Кадзэ поднял половинку дыни.

— Сколько за эту?

— Ничего, господин самурай! На этот раз это и вправду подарок. Я хочу, чтобы она досталась вам!

Кадзэ слегка кивнул в знак принятия дара и наклонился, чтобы помочь Садакацу подняться. Встав на ноги, старик низко поклонился.

— Благодарю вас, господин самурай. Это было очень любезно с вашей стороны. Вы спасли меня от побоев.

— Передайте Бабушке-Старейшине, что поход за продуктами может стать приключением. Вам помочь собрать ваши свертки?

Мысль о том, что самурай помогает слуге, была настолько новой и странной, что Садакацу едва смог пробормотать отказ.

— Что ж, хорошо, — сказал Кадзэ. Он вложил меч в ножны и вынул нож ко-гатана, отрезал кусок дыни и с удовольствием съел его. Он посмотрел на крестьянина и сказал: — Оиси! Очень вкусно!

— Видите, — торжествующе сказал крестьянин Садакацу. — Я же говорил, что у меня хорошие дыни!

Кадзэ оставил двоих мужчин продолжать торг. Он был рад, что ему не пришлось драться с четырьмя ронинами из-за такой глупости, как украденные дыни. Хотя, подумал он, на самом деле драка была бы не из-за дынь.

Было время, когда Кадзэ с радостью подрался бы из-за дынь, да и почти из-за чего угодно. Похоже, поединки просто ради драки становились все более модными. Но Кадзэ помнил, что говорил ему Сэнсэй о битвах.

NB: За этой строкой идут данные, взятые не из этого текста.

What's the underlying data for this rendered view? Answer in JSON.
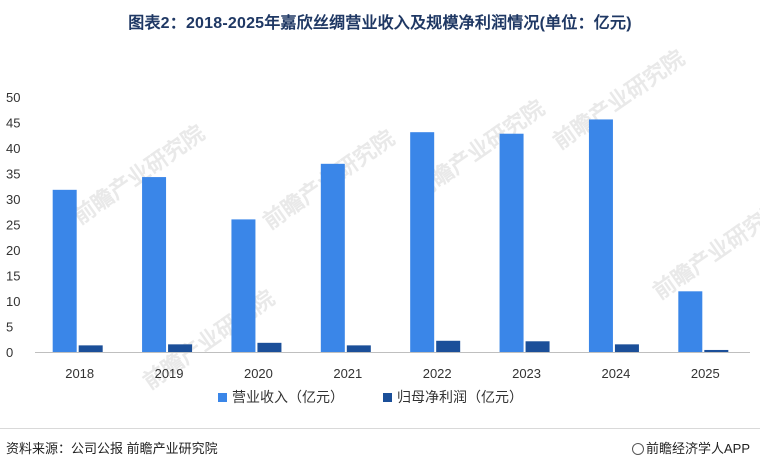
{
  "title": "图表2：2018-2025年嘉欣丝绸营业收入及规模净利润情况(单位：亿元)",
  "chart_data": {
    "type": "bar",
    "title": "图表2：2018-2025年嘉欣丝绸营业收入及规模净利润情况(单位：亿元)",
    "categories": [
      "2018",
      "2019",
      "2020",
      "2021",
      "2022",
      "2023",
      "2024",
      "2025"
    ],
    "series": [
      {
        "name": "营业收入（亿元）",
        "color": "#3a86e8",
        "values": [
          31.8,
          34.3,
          26.0,
          36.9,
          43.1,
          42.8,
          45.6,
          11.9
        ]
      },
      {
        "name": "归母净利润（亿元）",
        "color": "#1b4f99",
        "values": [
          1.3,
          1.5,
          1.8,
          1.3,
          2.2,
          2.1,
          1.5,
          0.4
        ]
      }
    ],
    "yticks": [
      0,
      5,
      10,
      15,
      20,
      25,
      30,
      35,
      40,
      45,
      50
    ],
    "ylim": [
      0,
      50
    ],
    "xlabel": "",
    "ylabel": "",
    "legend_position": "bottom",
    "grid": false
  },
  "watermark": "前瞻产业研究院",
  "footer": {
    "source": "资料来源：公司公报 前瞻产业研究院",
    "brand": "前瞻经济学人APP"
  }
}
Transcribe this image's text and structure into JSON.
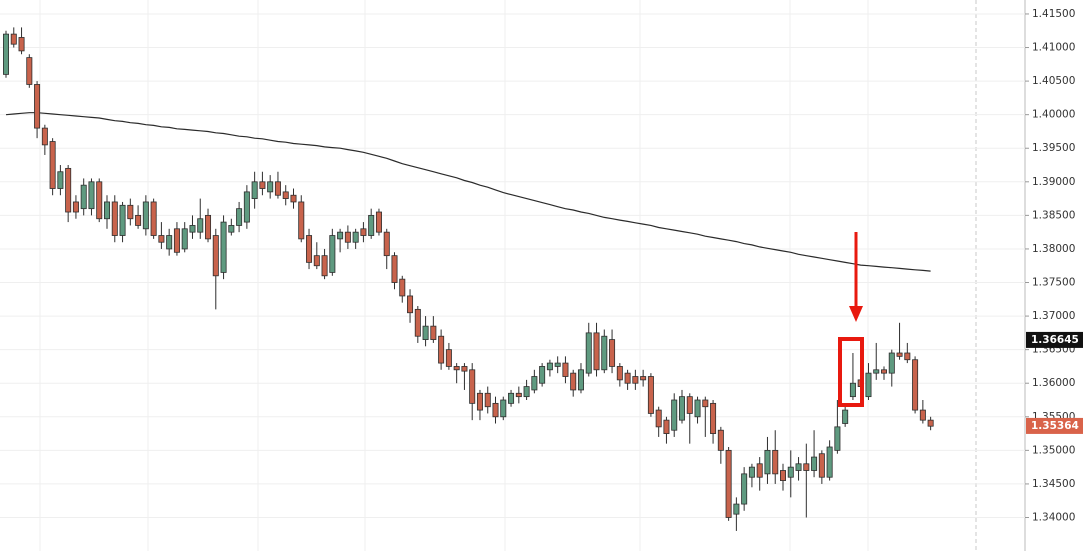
{
  "chart_data": {
    "type": "candlestick",
    "up_color": "#5f9a80",
    "down_color": "#c8634c",
    "outline_color": "#2e2e2e",
    "open": [
      1.406,
      1.412,
      1.4115,
      1.4085,
      1.4045,
      1.398,
      1.396,
      1.389,
      1.392,
      1.387,
      1.386,
      1.386,
      1.39,
      1.3845,
      1.387,
      1.382,
      1.3865,
      1.385,
      1.383,
      1.387,
      1.382,
      1.38,
      1.383,
      1.38,
      1.3825,
      1.3825,
      1.385,
      1.382,
      1.3765,
      1.3825,
      1.3835,
      1.384,
      1.3875,
      1.39,
      1.3885,
      1.39,
      1.3885,
      1.388,
      1.387,
      1.382,
      1.379,
      1.379,
      1.3765,
      1.3815,
      1.3825,
      1.381,
      1.383,
      1.382,
      1.3855,
      1.3825,
      1.379,
      1.3755,
      1.373,
      1.371,
      1.3665,
      1.3685,
      1.367,
      1.365,
      1.3625,
      1.3625,
      1.362,
      1.3585,
      1.3585,
      1.357,
      1.355,
      1.357,
      1.3585,
      1.358,
      1.359,
      1.36,
      1.362,
      1.3625,
      1.363,
      1.3615,
      1.359,
      1.3615,
      1.3675,
      1.362,
      1.3665,
      1.3625,
      1.3615,
      1.361,
      1.361,
      1.361,
      1.356,
      1.3545,
      1.353,
      1.3545,
      1.358,
      1.355,
      1.3575,
      1.357,
      1.353,
      1.35,
      1.3405,
      1.342,
      1.346,
      1.348,
      1.3465,
      1.35,
      1.347,
      1.346,
      1.347,
      1.348,
      1.347,
      1.3495,
      1.346,
      1.35,
      1.354,
      1.358,
      1.3605,
      1.358,
      1.3615,
      1.362,
      1.3615,
      1.3645,
      1.3645,
      1.3635,
      1.356,
      1.3545
    ],
    "high": [
      1.4125,
      1.413,
      1.413,
      1.409,
      1.405,
      1.3985,
      1.3965,
      1.3925,
      1.3925,
      1.388,
      1.3905,
      1.3905,
      1.3905,
      1.388,
      1.388,
      1.387,
      1.3875,
      1.3865,
      1.388,
      1.3875,
      1.384,
      1.383,
      1.384,
      1.384,
      1.385,
      1.3875,
      1.386,
      1.383,
      1.385,
      1.3845,
      1.387,
      1.3895,
      1.3915,
      1.3915,
      1.391,
      1.3915,
      1.3895,
      1.389,
      1.388,
      1.383,
      1.381,
      1.38,
      1.383,
      1.383,
      1.3835,
      1.383,
      1.384,
      1.386,
      1.386,
      1.383,
      1.3795,
      1.376,
      1.374,
      1.3715,
      1.37,
      1.37,
      1.368,
      1.366,
      1.363,
      1.363,
      1.363,
      1.359,
      1.3595,
      1.358,
      1.358,
      1.359,
      1.3595,
      1.3605,
      1.362,
      1.363,
      1.3635,
      1.364,
      1.364,
      1.362,
      1.363,
      1.369,
      1.369,
      1.368,
      1.368,
      1.363,
      1.362,
      1.362,
      1.362,
      1.3615,
      1.3565,
      1.355,
      1.3585,
      1.359,
      1.3585,
      1.358,
      1.358,
      1.3575,
      1.3535,
      1.3505,
      1.343,
      1.3475,
      1.348,
      1.349,
      1.352,
      1.353,
      1.348,
      1.35,
      1.349,
      1.351,
      1.353,
      1.35,
      1.3515,
      1.3575,
      1.357,
      1.3645,
      1.361,
      1.363,
      1.366,
      1.3625,
      1.365,
      1.369,
      1.366,
      1.364,
      1.3575,
      1.355
    ],
    "low": [
      1.4055,
      1.41,
      1.409,
      1.404,
      1.3965,
      1.394,
      1.388,
      1.388,
      1.384,
      1.3845,
      1.385,
      1.385,
      1.384,
      1.383,
      1.381,
      1.381,
      1.3835,
      1.383,
      1.382,
      1.3815,
      1.38,
      1.379,
      1.379,
      1.3795,
      1.3815,
      1.3815,
      1.381,
      1.371,
      1.3755,
      1.382,
      1.3825,
      1.383,
      1.386,
      1.388,
      1.3875,
      1.3875,
      1.3865,
      1.386,
      1.381,
      1.377,
      1.377,
      1.3755,
      1.376,
      1.3795,
      1.38,
      1.38,
      1.381,
      1.3815,
      1.382,
      1.377,
      1.374,
      1.372,
      1.369,
      1.366,
      1.3655,
      1.366,
      1.362,
      1.362,
      1.36,
      1.359,
      1.3545,
      1.3545,
      1.3555,
      1.354,
      1.3545,
      1.3565,
      1.357,
      1.3575,
      1.3585,
      1.3595,
      1.361,
      1.3615,
      1.36,
      1.358,
      1.3585,
      1.361,
      1.361,
      1.3615,
      1.3615,
      1.3595,
      1.359,
      1.359,
      1.3595,
      1.355,
      1.352,
      1.351,
      1.352,
      1.354,
      1.351,
      1.354,
      1.352,
      1.351,
      1.348,
      1.3395,
      1.338,
      1.341,
      1.3445,
      1.344,
      1.345,
      1.345,
      1.344,
      1.343,
      1.3455,
      1.34,
      1.346,
      1.345,
      1.3455,
      1.3495,
      1.3535,
      1.3575,
      1.358,
      1.3575,
      1.3605,
      1.3605,
      1.3595,
      1.3635,
      1.363,
      1.3555,
      1.354,
      1.353
    ],
    "close": [
      1.412,
      1.4105,
      1.4095,
      1.4045,
      1.398,
      1.3955,
      1.389,
      1.3915,
      1.3855,
      1.3855,
      1.3895,
      1.39,
      1.3845,
      1.387,
      1.382,
      1.3865,
      1.3845,
      1.3835,
      1.387,
      1.382,
      1.381,
      1.382,
      1.3795,
      1.383,
      1.3835,
      1.3845,
      1.3815,
      1.376,
      1.384,
      1.3835,
      1.386,
      1.3885,
      1.39,
      1.389,
      1.39,
      1.388,
      1.3875,
      1.387,
      1.3815,
      1.378,
      1.3775,
      1.376,
      1.382,
      1.3825,
      1.381,
      1.3825,
      1.382,
      1.385,
      1.3825,
      1.379,
      1.375,
      1.373,
      1.3705,
      1.367,
      1.3685,
      1.3665,
      1.363,
      1.3625,
      1.362,
      1.3618,
      1.357,
      1.356,
      1.3565,
      1.355,
      1.3575,
      1.3585,
      1.358,
      1.3595,
      1.361,
      1.3625,
      1.363,
      1.363,
      1.361,
      1.359,
      1.362,
      1.3675,
      1.362,
      1.367,
      1.3625,
      1.3605,
      1.36,
      1.36,
      1.3605,
      1.3555,
      1.3535,
      1.3525,
      1.3575,
      1.358,
      1.3555,
      1.3575,
      1.3565,
      1.3525,
      1.35,
      1.34,
      1.342,
      1.3465,
      1.3475,
      1.346,
      1.35,
      1.3465,
      1.3455,
      1.3475,
      1.348,
      1.347,
      1.349,
      1.346,
      1.3505,
      1.3535,
      1.356,
      1.36,
      1.3595,
      1.3615,
      1.362,
      1.3615,
      1.3645,
      1.364,
      1.3635,
      1.356,
      1.3545,
      1.3536
    ],
    "moving_average": {
      "color": "#2b2b2b",
      "values": [
        1.4,
        1.4001,
        1.4002,
        1.4003,
        1.4003,
        1.4002,
        1.4001,
        1.4,
        1.3999,
        1.3998,
        1.3997,
        1.3996,
        1.3995,
        1.3993,
        1.3991,
        1.399,
        1.3988,
        1.3987,
        1.3985,
        1.3984,
        1.3982,
        1.3981,
        1.3979,
        1.3978,
        1.3977,
        1.3976,
        1.3975,
        1.3973,
        1.3972,
        1.397,
        1.3968,
        1.3967,
        1.3965,
        1.3964,
        1.3962,
        1.396,
        1.3959,
        1.3957,
        1.3956,
        1.3955,
        1.3954,
        1.3952,
        1.3951,
        1.395,
        1.3948,
        1.3946,
        1.3944,
        1.3941,
        1.3938,
        1.3935,
        1.3931,
        1.3927,
        1.3924,
        1.3921,
        1.3918,
        1.3915,
        1.3912,
        1.3909,
        1.3906,
        1.3902,
        1.3899,
        1.3895,
        1.3892,
        1.3888,
        1.3884,
        1.3881,
        1.3878,
        1.3875,
        1.3872,
        1.3869,
        1.3866,
        1.3863,
        1.386,
        1.3858,
        1.3855,
        1.3853,
        1.385,
        1.3847,
        1.3845,
        1.3843,
        1.3841,
        1.3839,
        1.3837,
        1.3835,
        1.3832,
        1.383,
        1.3828,
        1.3826,
        1.3824,
        1.3822,
        1.3819,
        1.3817,
        1.3815,
        1.3813,
        1.3811,
        1.3808,
        1.3806,
        1.3803,
        1.3801,
        1.3799,
        1.3797,
        1.3795,
        1.3792,
        1.379,
        1.3788,
        1.3786,
        1.3784,
        1.3782,
        1.378,
        1.3778,
        1.3776,
        1.3775,
        1.3774,
        1.3773,
        1.3772,
        1.3771,
        1.377,
        1.3769,
        1.3768,
        1.3767
      ]
    },
    "ylim": [
      1.33501,
      1.41708
    ],
    "yticks": [
      {
        "value": 1.415,
        "label": "1.41500"
      },
      {
        "value": 1.41,
        "label": "1.41000"
      },
      {
        "value": 1.405,
        "label": "1.40500"
      },
      {
        "value": 1.4,
        "label": "1.40000"
      },
      {
        "value": 1.395,
        "label": "1.39500"
      },
      {
        "value": 1.39,
        "label": "1.39000"
      },
      {
        "value": 1.385,
        "label": "1.38500"
      },
      {
        "value": 1.38,
        "label": "1.38000"
      },
      {
        "value": 1.375,
        "label": "1.37500"
      },
      {
        "value": 1.37,
        "label": "1.37000"
      },
      {
        "value": 1.365,
        "label": "1.36500"
      },
      {
        "value": 1.36,
        "label": "1.36000"
      },
      {
        "value": 1.355,
        "label": "1.35500"
      },
      {
        "value": 1.35,
        "label": "1.35000"
      },
      {
        "value": 1.345,
        "label": "1.34500"
      },
      {
        "value": 1.34,
        "label": "1.34000"
      }
    ],
    "price_labels": [
      {
        "value": 1.36645,
        "label": "1.36645",
        "color": "#111111"
      },
      {
        "value": 1.35364,
        "label": "1.35364",
        "color": "#d9634a"
      }
    ],
    "grid": true
  }
}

Сэнсэй только что закончил урок по военной стратегии, и Кадзэ, полный юношеского энтузиазма, сказал:

— Не могу дождаться, когда пойду в бой. Отец брал меня в военные походы, но меня оставляли охранять лагерь с другими мальчишками, пока мужчины уходили сражаться. Когда я закончу обучение, я тоже буду достаточно взрослым для битвы. Тогда я познаю славу и красоту войны.

Сэнсэй устремил на него два твердых взгляда и очень тихо сказал:

— Послушай меня. В войне нет ни славы, ни красоты. Есть красота в оружии войны, в ярких доспехах и шлемах, что мы носим. Есть красота в колоннах воинов, идущих на войну с развевающимися знаменами под стук сотен или тысяч ног по дороге. Есть даже красота в том, как первая волна воинов бросается на врага, и их мечи и копья сверкают на солнце.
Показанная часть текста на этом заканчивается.